I’m familiar with the mentality. And I do not take it personal. I know that I am tall and beautiful inside and out. Or at least I strive to be. I know one day some fearless soul is going to come along and have me purring like a kitten. He will recognize that my height does not challenge his masculinity and I am not a threat to his “manhood”. Until then - I will continue to keep shopping for more stilettos and checking these weaklings. Besides - I feel like a big doofus most flat heeled shoes. It just aint me.
SPEAKING FROM EXPERIENCE:
One thing I have noticed is that is the tall basketball playing brothers that don’t want to give me any action. I don’t get that? I have some theories but it would require to much time to break it down properly. Short men on the other hand generally don’t have a problem approaching me.
SHORT MEN:
Short men adore me. I guess they feel I’m a challenge. Their bodies may be frail and small - but the ego and determination are of large proportions. They appreciate my beauty. They want to be cradled in my arms, while they nuzzle my bosom. They want me to talk to them like a baby and give them advice. In the bedroom - they want to break me down - but I just can’t picture myself twisted up in a pretzel - sweating and moaning and calling some little mans name. From my experience, the same things they want from me - they can’t give in return. I can only withstand so much oral pleasure before I was some rough a rugged - manly - ass smacking - hair pulling type shit. I can’t be unleashed if I feel like I’m lying in the bed with my son! That would feel just plain ol’ wrong. I can’t ride you little man! My 6 foot frame will crush you and you will never ever been the same. This may be Fantasy Island - but I’m not in need of another Tattoo.

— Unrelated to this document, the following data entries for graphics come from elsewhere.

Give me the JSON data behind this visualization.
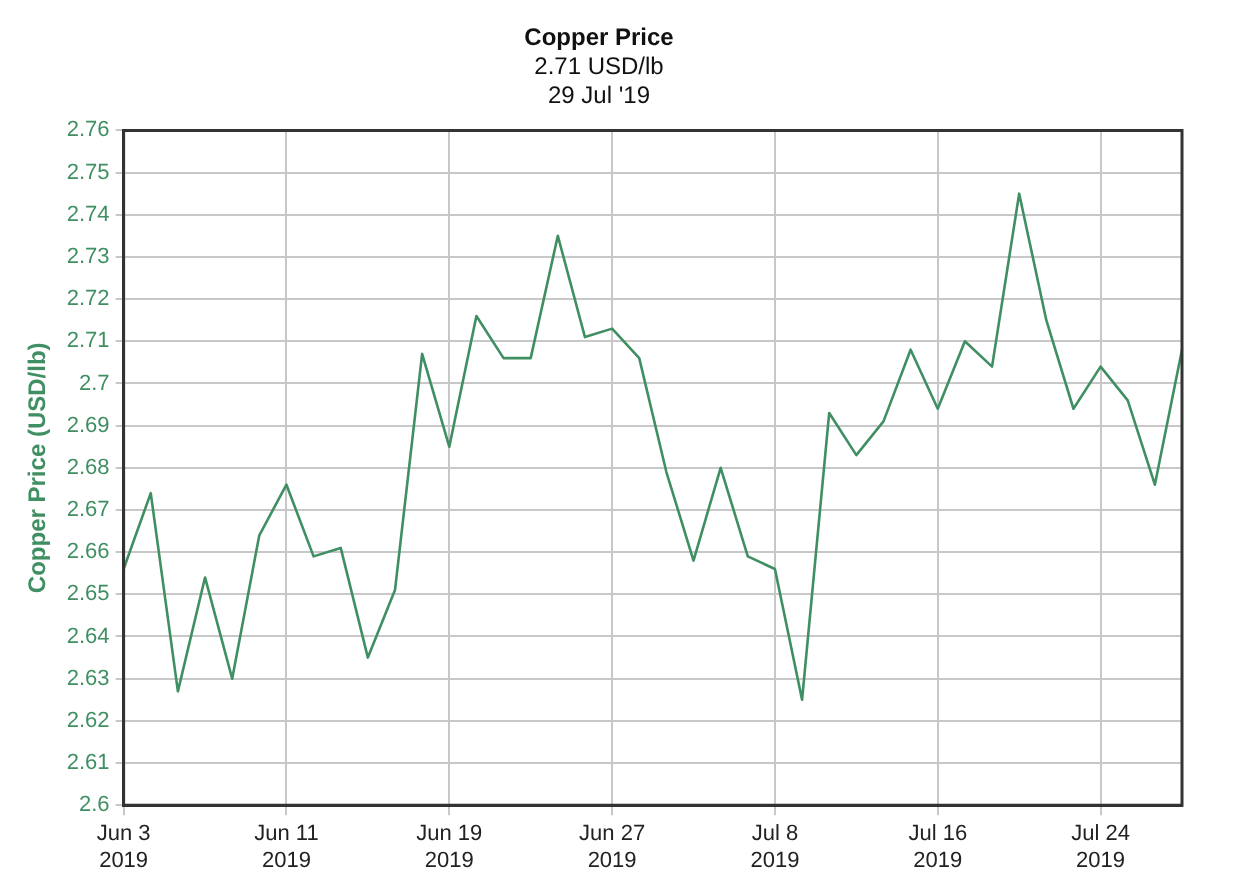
{
  "chart_data": {
    "type": "line",
    "title": "Copper Price",
    "subtitle": "2.71 USD/lb",
    "annotations": [
      "29 Jul '19"
    ],
    "ylabel": "Copper Price (USD/lb)",
    "categories": [
      "Jun 3\n2019",
      null,
      null,
      null,
      null,
      null,
      "Jun 11\n2019",
      null,
      null,
      null,
      null,
      null,
      "Jun 19\n2019",
      null,
      null,
      null,
      null,
      null,
      "Jun 27\n2019",
      null,
      null,
      null,
      null,
      null,
      "Jul 8\n2019",
      null,
      null,
      null,
      null,
      null,
      "Jul 16\n2019",
      null,
      null,
      null,
      null,
      null,
      "Jul 24\n2019",
      null,
      null,
      null
    ],
    "series": [
      {
        "color": "#3f8f62",
        "values": [
          2.656,
          2.674,
          2.627,
          2.654,
          2.63,
          2.664,
          2.676,
          2.659,
          2.661,
          2.635,
          2.651,
          2.707,
          2.685,
          2.716,
          2.706,
          2.706,
          2.735,
          2.711,
          2.713,
          2.706,
          2.679,
          2.658,
          2.68,
          2.659,
          2.656,
          2.625,
          2.693,
          2.683,
          2.691,
          2.708,
          2.694,
          2.71,
          2.704,
          2.745,
          2.715,
          2.694,
          2.704,
          2.696,
          2.676,
          2.708
        ]
      }
    ],
    "ylim": [
      2.6,
      2.76
    ],
    "yticks": [
      2.6,
      2.61,
      2.62,
      2.63,
      2.64,
      2.65,
      2.66,
      2.67,
      2.68,
      2.69,
      2.7,
      2.71,
      2.72,
      2.73,
      2.74,
      2.75,
      2.76
    ],
    "grid": true,
    "legend": false,
    "marker": "none",
    "line_style": "solid"
  }
}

It is not that short men aren’t attractive. I see plenty of fine men that are shorter than me. It almost makes me wish I could shrink down to size and maybe I would find my soul mate. I’ve met some shorter men with great personalities and the mental capacity to keep me intrigued. But that height and weight difference always lingers in the back of my head.
Maybe I’m missing out? Or . . .maybe not.
THE BOTTOM LINE IS:
When meeting a potential suitor, I envision a teeter-totter in my head. If I am on one end of the teeter-totter and he is on the other - are both sides balanced? If his legs are dangling high in the air - like Michael Jackson’s baby’s legs were hanging over that banister in Berlin. - then I can’t fuck with him. Period.
It’s a cold world, huh? Just like I’m not approached for being considered too tall or too fat, I’m rejecting brothers for being to short. I guess that’s the way it is. I’m just trying to get in where I fit in.